By mid-afternoon on my first Nyepi, something shifted. The restlessness settled. I sat on my terrace and listened to birds I had not noticed were there. I thought about things I had been putting off thinking about. I wrote in a journal for the first time in years. I cooked slowly. I slept properly.
I woke up the next morning feeling like something had been cleaned out.
The Thing Nobody Tells You About Stillness
We treat busyness like it is productivity. We treat noise like it is connection. We treat constant motion like it is purpose. And most of the time we do not stop long enough to question any of it because stopping feels dangerous.
What if you stop and discover that some of what you have been so busy doing does not actually matter? What if the silence shows you something about your life you have been working very hard not to see?
Nyepi does not give you a choice about any of that. The silence is not optional. And there is something freeing about that. You did not choose to stop. The whole island chose together. You are just along for it. Which means you can actually let go.

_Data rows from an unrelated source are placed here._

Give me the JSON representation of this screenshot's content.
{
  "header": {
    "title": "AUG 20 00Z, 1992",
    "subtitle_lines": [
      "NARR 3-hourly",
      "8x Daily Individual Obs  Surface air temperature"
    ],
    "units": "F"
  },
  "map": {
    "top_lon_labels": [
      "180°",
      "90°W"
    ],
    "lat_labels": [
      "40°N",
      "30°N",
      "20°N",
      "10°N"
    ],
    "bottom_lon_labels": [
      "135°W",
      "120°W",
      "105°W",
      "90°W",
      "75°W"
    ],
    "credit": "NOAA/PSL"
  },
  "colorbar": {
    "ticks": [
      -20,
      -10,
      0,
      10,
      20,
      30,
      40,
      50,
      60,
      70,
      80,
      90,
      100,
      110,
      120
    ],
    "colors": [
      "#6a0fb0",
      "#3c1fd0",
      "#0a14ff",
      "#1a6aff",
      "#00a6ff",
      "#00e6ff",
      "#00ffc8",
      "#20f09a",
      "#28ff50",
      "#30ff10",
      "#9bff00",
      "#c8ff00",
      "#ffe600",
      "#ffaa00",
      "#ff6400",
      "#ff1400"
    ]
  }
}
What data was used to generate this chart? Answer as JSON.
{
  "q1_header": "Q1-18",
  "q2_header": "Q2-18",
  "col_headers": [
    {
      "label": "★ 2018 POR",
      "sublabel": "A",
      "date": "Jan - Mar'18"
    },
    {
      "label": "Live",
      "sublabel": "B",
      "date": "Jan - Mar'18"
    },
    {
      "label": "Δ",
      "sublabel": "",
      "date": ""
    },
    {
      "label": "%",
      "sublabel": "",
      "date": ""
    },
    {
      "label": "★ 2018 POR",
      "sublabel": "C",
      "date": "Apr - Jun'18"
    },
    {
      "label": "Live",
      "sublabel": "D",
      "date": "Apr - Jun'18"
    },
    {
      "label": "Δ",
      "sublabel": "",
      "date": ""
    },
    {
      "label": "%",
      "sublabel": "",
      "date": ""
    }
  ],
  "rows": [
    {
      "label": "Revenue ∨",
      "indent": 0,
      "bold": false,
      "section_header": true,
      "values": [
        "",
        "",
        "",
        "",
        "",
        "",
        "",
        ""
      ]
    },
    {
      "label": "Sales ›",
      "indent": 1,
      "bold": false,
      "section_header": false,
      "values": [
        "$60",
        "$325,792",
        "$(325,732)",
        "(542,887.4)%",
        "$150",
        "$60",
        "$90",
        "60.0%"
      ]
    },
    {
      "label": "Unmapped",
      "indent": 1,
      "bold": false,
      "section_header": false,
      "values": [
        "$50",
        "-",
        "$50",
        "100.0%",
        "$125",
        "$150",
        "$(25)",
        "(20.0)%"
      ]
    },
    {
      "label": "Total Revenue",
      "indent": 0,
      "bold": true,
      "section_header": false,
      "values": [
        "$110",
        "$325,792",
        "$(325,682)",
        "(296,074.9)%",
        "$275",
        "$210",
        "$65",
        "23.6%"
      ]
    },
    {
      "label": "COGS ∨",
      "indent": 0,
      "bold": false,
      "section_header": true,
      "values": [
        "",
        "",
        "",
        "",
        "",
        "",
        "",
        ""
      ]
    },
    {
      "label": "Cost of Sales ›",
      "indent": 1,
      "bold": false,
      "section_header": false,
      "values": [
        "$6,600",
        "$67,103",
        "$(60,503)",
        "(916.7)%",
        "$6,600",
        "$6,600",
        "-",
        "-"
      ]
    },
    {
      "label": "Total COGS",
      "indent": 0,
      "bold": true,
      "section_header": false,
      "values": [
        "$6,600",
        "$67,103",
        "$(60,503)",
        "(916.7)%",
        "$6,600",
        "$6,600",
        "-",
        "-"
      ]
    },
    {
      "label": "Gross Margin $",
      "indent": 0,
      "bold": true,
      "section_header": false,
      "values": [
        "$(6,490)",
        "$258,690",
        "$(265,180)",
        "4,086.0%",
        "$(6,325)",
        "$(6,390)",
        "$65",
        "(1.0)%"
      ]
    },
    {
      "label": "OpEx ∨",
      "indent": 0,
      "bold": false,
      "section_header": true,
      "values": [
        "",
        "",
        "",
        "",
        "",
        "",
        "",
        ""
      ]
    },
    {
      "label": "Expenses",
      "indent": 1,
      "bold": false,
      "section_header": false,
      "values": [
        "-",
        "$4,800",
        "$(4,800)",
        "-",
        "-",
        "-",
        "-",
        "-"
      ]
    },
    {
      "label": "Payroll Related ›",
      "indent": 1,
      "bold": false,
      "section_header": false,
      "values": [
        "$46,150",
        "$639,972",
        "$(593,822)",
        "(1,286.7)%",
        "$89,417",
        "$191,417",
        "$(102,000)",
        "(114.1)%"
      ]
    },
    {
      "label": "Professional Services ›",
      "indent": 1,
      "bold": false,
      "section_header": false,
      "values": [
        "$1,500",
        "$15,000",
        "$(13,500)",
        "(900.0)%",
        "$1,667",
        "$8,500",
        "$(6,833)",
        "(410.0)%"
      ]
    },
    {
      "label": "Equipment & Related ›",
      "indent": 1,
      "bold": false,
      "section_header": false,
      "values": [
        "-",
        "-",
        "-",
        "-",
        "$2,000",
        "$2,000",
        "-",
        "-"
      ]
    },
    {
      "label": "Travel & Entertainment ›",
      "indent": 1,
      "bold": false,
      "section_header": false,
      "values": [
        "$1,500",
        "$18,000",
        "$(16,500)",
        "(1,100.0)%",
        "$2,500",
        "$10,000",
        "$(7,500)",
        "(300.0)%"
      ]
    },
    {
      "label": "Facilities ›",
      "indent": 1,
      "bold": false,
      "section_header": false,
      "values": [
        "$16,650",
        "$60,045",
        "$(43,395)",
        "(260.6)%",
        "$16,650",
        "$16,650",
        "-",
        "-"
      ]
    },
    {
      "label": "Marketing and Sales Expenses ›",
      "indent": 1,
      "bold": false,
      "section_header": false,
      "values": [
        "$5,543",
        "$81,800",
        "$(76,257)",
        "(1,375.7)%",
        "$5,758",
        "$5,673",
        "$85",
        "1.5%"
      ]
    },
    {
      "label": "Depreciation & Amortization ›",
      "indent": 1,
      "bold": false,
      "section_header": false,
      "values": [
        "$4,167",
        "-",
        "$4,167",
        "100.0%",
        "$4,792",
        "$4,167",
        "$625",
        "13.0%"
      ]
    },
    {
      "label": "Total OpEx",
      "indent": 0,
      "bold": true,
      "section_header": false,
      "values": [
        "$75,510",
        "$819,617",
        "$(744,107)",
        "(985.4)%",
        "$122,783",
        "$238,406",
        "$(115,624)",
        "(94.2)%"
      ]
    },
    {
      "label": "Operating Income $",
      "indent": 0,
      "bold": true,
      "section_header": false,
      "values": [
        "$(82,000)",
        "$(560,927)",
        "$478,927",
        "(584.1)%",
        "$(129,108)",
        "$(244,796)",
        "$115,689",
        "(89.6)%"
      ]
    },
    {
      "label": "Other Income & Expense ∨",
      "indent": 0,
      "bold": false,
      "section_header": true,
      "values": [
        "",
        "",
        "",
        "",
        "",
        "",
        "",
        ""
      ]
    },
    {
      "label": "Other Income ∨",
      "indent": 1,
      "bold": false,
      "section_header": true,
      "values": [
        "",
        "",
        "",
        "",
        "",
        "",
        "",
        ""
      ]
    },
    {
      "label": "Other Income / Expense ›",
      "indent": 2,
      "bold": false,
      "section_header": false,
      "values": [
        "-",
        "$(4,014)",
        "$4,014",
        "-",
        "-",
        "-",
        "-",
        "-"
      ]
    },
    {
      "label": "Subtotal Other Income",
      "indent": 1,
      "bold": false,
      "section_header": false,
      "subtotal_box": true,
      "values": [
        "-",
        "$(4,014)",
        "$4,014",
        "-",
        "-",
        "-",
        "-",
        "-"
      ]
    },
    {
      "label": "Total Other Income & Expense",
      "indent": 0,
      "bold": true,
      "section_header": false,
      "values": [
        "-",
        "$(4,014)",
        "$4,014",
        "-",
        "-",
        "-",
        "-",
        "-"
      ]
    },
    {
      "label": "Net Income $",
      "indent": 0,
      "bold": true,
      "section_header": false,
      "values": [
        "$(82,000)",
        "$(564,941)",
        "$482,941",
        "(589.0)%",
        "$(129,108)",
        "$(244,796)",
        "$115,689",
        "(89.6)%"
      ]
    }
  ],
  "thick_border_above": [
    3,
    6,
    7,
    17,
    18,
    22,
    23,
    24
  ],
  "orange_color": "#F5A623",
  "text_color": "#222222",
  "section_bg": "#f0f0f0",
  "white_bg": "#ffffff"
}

I have been through periods of forced stillness in my own life, times when circumstances stripped away the busyness and I had to sit with what was actually there. Divorce does that. Losing something you built your identity around does that. They are not the same as Nyepi. But they taught me the same thing: the silence is not the enemy. The silence is where you find out who you actually are when you are not performing for anyone.
What You Can Take From This Even If You Are Not in Bali
You do not have to live in Bali to take something from the idea of Nyepi. The concept is simple and you can apply it anywhere: give yourself a day, or even a few hours, where you deliberately remove the noise. No social media. No news. No plans. No output. Just time to be quiet and see what comes up.

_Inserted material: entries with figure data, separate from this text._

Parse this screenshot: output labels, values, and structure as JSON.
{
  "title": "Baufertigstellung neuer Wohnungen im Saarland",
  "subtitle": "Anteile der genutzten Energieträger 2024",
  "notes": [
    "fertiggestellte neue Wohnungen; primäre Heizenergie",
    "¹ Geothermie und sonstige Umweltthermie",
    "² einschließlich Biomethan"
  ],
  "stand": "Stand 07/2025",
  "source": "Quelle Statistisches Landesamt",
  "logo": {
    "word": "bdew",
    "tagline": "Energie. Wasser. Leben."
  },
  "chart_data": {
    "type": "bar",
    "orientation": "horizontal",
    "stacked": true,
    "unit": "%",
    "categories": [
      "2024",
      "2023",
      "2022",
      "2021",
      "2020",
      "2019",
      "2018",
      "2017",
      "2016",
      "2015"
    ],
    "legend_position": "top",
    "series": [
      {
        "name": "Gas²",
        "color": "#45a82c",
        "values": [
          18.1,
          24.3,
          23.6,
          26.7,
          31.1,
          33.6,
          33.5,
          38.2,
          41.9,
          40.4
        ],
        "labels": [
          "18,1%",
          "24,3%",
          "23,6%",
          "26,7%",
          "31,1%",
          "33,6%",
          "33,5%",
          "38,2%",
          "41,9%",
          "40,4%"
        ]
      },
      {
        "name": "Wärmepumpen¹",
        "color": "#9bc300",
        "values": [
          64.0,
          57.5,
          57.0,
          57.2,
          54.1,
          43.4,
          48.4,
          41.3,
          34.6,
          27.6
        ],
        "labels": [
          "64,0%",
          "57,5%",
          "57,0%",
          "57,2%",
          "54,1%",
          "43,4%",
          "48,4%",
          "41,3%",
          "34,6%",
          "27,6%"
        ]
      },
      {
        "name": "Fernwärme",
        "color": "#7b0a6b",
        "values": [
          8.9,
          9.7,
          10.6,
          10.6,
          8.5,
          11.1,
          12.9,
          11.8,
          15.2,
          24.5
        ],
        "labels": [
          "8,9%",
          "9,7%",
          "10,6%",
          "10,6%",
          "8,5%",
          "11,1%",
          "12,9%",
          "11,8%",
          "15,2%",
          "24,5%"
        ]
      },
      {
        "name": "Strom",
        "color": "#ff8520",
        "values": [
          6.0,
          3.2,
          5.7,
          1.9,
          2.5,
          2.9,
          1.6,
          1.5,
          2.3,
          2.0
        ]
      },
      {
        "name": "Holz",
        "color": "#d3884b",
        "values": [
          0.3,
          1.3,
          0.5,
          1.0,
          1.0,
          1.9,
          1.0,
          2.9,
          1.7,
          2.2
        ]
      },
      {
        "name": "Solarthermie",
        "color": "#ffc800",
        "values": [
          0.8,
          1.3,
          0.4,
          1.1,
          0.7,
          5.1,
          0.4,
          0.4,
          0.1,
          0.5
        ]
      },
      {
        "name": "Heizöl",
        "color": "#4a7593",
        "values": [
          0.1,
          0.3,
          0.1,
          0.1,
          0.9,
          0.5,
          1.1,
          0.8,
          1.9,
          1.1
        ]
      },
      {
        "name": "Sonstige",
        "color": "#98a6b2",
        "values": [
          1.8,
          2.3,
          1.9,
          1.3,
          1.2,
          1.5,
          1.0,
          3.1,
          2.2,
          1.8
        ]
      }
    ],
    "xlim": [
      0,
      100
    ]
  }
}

Most people find the first stretch uncomfortable. Push through it. What is on the other side of the discomfort is almost always useful. Clarity about what matters. Things you have been avoiding. The version of yourself that exists underneath all the busy.
Bali figured this out centuries ago. One day a year, everything stops. The island resets. People come back to themselves. And then the new year begins from a place of stillness rather than momentum.
I think that is a better way to start things.